La caricature ci-dessus nous montre une prostituée en bas résille avec, à main droite, son soutien-gorge tout juste enlevé et, à main gauche, les pièces de monnaie qu’elle vient de récolter. Sur chacun de ses seins mis à nu se trouve dessinée une étoile juive. Elle sourit de contentement. En arrière-plan, se dessine le portail d’Auschwitz-Birkenau par lequel s’engouffraient les convois de déportés. La créature, elle, danse sur les rails. Elle est heureuse. Sa manière de servir la mémoire de la souffrance juive au temps d’Adolf Hitler est parfaitement obscène et lui permet de s’enrichir. Elle ne sert qu’une « Mémoire » réécrite d’une manière répugnante et à des fins sordides. Avec elle nous ne sommes plus dans la création historique ou historiographique mais dans l’invention pornographique. L’expression nouvelle de « pornographie mémorielle » convient à cette innovation de la propagande et de la publicité modernes qui, on le voit chaque jour, ne s’embarrassent d’aucun scrupule.

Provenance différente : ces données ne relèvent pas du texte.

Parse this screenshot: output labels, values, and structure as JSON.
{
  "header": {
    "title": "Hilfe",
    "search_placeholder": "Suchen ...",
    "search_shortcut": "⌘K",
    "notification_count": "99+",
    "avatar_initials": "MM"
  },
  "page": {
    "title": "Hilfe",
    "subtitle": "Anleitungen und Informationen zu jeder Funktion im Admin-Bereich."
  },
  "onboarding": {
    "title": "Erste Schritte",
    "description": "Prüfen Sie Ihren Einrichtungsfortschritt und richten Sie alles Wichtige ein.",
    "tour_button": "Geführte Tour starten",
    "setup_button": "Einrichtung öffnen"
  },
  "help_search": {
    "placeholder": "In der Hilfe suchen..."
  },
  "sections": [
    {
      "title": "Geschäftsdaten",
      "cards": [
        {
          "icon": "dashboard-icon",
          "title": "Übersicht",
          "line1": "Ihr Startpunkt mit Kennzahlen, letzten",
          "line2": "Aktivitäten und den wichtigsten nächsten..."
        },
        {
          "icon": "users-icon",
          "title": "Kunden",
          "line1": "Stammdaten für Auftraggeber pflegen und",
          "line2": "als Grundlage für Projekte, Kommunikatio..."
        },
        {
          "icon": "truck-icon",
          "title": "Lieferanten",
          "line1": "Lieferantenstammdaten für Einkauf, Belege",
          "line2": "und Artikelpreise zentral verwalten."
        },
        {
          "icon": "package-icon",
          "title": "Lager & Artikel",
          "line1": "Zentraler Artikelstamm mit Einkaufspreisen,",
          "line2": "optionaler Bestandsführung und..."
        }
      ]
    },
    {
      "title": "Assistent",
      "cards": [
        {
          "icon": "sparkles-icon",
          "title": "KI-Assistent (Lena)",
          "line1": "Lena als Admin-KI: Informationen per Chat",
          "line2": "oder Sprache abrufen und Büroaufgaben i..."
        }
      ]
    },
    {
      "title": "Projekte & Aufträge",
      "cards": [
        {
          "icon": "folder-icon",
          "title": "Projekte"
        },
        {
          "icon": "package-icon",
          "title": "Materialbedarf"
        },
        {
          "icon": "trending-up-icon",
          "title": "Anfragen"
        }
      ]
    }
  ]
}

À l’instar de cette prostituée, il ne manque pas d’auteurs pour se livrer à une activité aussi dégradante et fructueuse que la prostitution. Au lieu de respecter la mémoire de ceux qui ont souffert ou qui sont morts pour leur appartenance à une foi ou à une communauté ethnique, ils tirent cyniquement profit de la Mémoire juive selon tous les procédés du racolage. Au lieu de servir l’exactitude historique, ils exagèrent les faits et les chiffres quand ils ne les inventent pas de toutes pièces. Ils font étalage des souffrances des morts. Plus ils surenchérissent, plus s’emplissent leurs escarcelles. Ils amassent argent, honneurs et distinctions.
À ce titre, Auschwitz, qui était au centre d’un culte bouleversant pour les cœurs sincères, s’est transformé en un haut-lieu d’attractions malsaines, un Disneyland de l’Horreur. Des millions de touristes y visitent, au camp d’Auschwitz-I, un crématoire doté d’une prétendue chambre à gaz d’exécution mais, en réalité, « Tout y est faux » et il ne s’agit pour une bonne part que de « falsifications » (Eric Conan, « La Mémoire du mal », L’Express, 19-25 janvier 1995, p. 68).
Il peut en coûter cher aux honnêtes gens et aux vrais historiens de mettre en garde contre ce commerce dégradant, contre cette perversion, contre cette Mémoire dénaturée et contre cette « pornographie mémorielle ». En la personne de Ben Zion Dinur, né Dinaburg, l’État d’Israël possédait durant les années 1950 un historien si prestigieux que la tâche lui avait été confiée en 1953 de fonder Yad Vashem (un mémorial et un institut de recherche de « l’Holocauste », situé à Jérusalem). Or, six ans plus tard, le malheureux se voyait contraint à la démission. Son crime ? Dans le souci de sauvegarder l’Histoire des abus de la Mémoire, il avait préconisé une étude sévèrement critique des témoignages rendus par les « survivants ». Le tollé suscité dans certains milieux juifs polonais d’Israël l’avait poussé à quitter Yad Vashem.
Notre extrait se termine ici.